As promessas de dinheiro fácil, aliadas ao uso de pagamentos instantâneos via Pix, têm se tornado a combinação mais comum entre os golpistas online no Brasil. Essa informação é parte do relatório A Jornada dos Golpes, divulgado pelo Observatório Lupa nesta quarta-feira (17).
O estudo analisou 115 conteúdos fraudulentos que circularam entre maio de 2024 e abril de 2026. A pesquisa revelou que aproximadamente um terço dos golpes exigia pagamentos exclusivamente via Pix. Além disso, 71% das fraudes prometiam vantagens financeiras, enquanto 74% exploravam a credibilidade de marcas ou personalidades conhecidas para conferir uma aparência de legitimidade às fraudes.
A pesquisa identificou que muitos golpes utilizam estratégias repetitivas, tornando-se previsíveis. Entre as táticas recorrentes estão promoções falsas, indenizações inexistentes, vagas de emprego fraudulentas, benefícios sociais fictícios e brindes supostamente gratuitos, sempre alinhadas a datas sazonais e temas em evidência no noticiário.
Beatriz Farrugia, responsável pelo estudo, destacou que os criminosos não precisam criar golpes totalmente novos para enganar as vítimas. “Eles reutilizam estruturas que já funcionaram, adaptam a narrativa ao contexto do momento e se aproveitam da confiança que as pessoas depositam em marcas conhecidas, instituições e figuras públicas”, afirmou.
Essa previsibilidade abre espaço para ações preventivas mais eficazes. Para aumentar a taxa de sucesso das fraudes, os criminosos exploram contextos de vulnerabilidade econômica e a expectativa de obter dinheiro fácil ou descontos significativos.
Distorção de Fatos
O estudo revelou que 66% dos golpes analisados partiram de informações verdadeiras para construir narrativas enganosas. Isso inclui a manipulação de reportagens jornalísticas, comunicados oficiais e campanhas legítimas, criando conteúdos que parecem autênticos à primeira vista. No período anterior, esse índice era de 55%. Beatriz explicou que o uso de elementos reais torna as fraudes mais difíceis de serem identificadas.
“Muitas vezes, a fraude não nasce de uma informação totalmente inventada, mas da adulteração de fatos verdadeiros, marcas reconhecidas ou notícias que já circulam na imprensa”, ressaltou.
O relatório também aponta que mais de 15 empresas de varejo, bancos, marketplaces e plataformas digitais tiveram suas marcas utilizadas indevidamente por criminosos. Entre as mais exploradas estão Mercado Livre e Nubank, com quatro ocorrências cada. Shopee, Serasa e Rede Globo também figuram entre os nomes mais utilizados.
Além das empresas, personalidades públicas, jornalistas, médicos e influenciadores foram frequentemente usados para conferir veracidade às mensagens fraudulentas.
Redes Sociais como Plataforma de Golpes
A pesquisa evidenciou que a maioria das fraudes se inicia em redes sociais abertas, como Facebook, Instagram e TikTok, migrando depois para ambientes mais privados, especialmente formulários online e aplicativos de mensagens. O WhatsApp, por exemplo, apareceu em quase 65% dos golpes analisados, consolidando-se como o principal canal de circulação desse tipo de conteúdo no Brasil.
Nesse ambiente, os pagamentos instantâneos tornaram-se uma ferramenta importante para os criminosos.
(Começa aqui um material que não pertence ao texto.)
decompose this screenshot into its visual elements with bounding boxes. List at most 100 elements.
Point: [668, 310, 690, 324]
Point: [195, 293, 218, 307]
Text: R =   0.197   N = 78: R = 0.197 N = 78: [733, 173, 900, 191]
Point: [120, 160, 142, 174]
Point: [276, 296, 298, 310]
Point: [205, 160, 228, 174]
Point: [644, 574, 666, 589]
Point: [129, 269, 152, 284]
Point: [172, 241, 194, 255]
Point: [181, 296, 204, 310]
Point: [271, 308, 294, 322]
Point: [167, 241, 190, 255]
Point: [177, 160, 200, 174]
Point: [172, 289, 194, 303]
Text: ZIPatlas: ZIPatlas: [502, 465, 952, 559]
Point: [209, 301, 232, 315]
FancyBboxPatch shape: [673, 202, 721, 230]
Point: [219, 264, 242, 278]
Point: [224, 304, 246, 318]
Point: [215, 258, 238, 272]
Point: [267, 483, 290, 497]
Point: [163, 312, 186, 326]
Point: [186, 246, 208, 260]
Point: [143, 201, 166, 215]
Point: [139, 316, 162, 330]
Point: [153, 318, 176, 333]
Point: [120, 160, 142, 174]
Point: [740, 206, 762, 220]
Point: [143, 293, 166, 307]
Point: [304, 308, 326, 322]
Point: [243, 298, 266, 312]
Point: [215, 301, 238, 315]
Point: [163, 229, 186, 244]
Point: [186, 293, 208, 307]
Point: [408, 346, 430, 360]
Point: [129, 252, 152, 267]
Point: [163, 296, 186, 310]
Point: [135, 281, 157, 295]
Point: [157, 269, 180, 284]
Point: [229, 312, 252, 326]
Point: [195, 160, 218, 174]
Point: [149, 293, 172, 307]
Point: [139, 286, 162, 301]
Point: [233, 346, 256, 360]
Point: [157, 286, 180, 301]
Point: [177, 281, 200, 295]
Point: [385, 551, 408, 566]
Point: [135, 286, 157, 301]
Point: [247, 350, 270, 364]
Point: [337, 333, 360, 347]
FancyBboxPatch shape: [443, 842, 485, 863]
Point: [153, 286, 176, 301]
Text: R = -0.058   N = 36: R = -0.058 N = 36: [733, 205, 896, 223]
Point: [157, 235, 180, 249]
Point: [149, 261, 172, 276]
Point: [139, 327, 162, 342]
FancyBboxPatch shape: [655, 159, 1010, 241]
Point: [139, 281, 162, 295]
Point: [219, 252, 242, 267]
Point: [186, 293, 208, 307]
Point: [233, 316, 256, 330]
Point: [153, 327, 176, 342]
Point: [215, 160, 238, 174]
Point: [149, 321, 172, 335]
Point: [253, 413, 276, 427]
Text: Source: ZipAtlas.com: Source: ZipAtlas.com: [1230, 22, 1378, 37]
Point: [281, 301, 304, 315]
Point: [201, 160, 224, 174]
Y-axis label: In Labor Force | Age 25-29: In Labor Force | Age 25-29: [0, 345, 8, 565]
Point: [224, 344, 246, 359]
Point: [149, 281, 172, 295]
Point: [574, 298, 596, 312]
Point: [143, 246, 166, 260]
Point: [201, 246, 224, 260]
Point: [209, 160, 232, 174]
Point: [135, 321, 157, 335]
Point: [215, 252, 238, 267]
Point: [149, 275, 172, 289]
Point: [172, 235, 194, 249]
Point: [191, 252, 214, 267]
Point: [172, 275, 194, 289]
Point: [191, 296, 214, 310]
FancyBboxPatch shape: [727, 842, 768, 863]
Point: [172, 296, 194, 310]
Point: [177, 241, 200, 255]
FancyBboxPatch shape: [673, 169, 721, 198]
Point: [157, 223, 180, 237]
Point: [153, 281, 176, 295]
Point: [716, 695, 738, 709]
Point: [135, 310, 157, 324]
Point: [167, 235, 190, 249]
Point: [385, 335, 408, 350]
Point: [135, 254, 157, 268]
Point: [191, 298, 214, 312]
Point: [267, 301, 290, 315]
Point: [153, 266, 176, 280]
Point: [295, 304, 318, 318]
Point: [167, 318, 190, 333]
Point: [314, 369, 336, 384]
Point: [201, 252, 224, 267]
As transferências via Pix são frequentemente apresentadas como a única forma de arcar com taxas necessárias para liberar benefícios, promoções, brindes ou indenizações inexistentes.
Responsabilidade das Plataformas Digitais
O relatório também destaca o papel das plataformas digitais na monetização e circulação de conteúdos fraudulentos. Em novembro de 2025, documentos internos da Meta revelaram que a empresa arrecadou cerca de US$ 16 bilhões em 2024 com anúncios relacionados a golpes e produtos proibidos, o que equivale a cerca de 10% da receita anual da companhia.
O Observatório Lupa aponta que esse caso ampliou o debate internacional sobre os mecanismos de fiscalização de anúncios e a responsabilidade das plataformas na prevenção de fraudes. Beatriz Farrugia enfatizou a necessidade de uma atuação coordenada entre empresas de tecnologia, instituições financeiras, órgãos públicos, veículos de imprensa e usuários para enfrentar os golpes online.
Ela concluiu que os golpes digitais não são aleatórios, mas seguem padrões relativamente estáveis de narrativa, distribuição e monetização. “Quanto melhor entendermos esses padrões, maiores serão as chances de antecipar ameaças, reduzir vulnerabilidades e proteger os usuários”, finalizou Beatriz.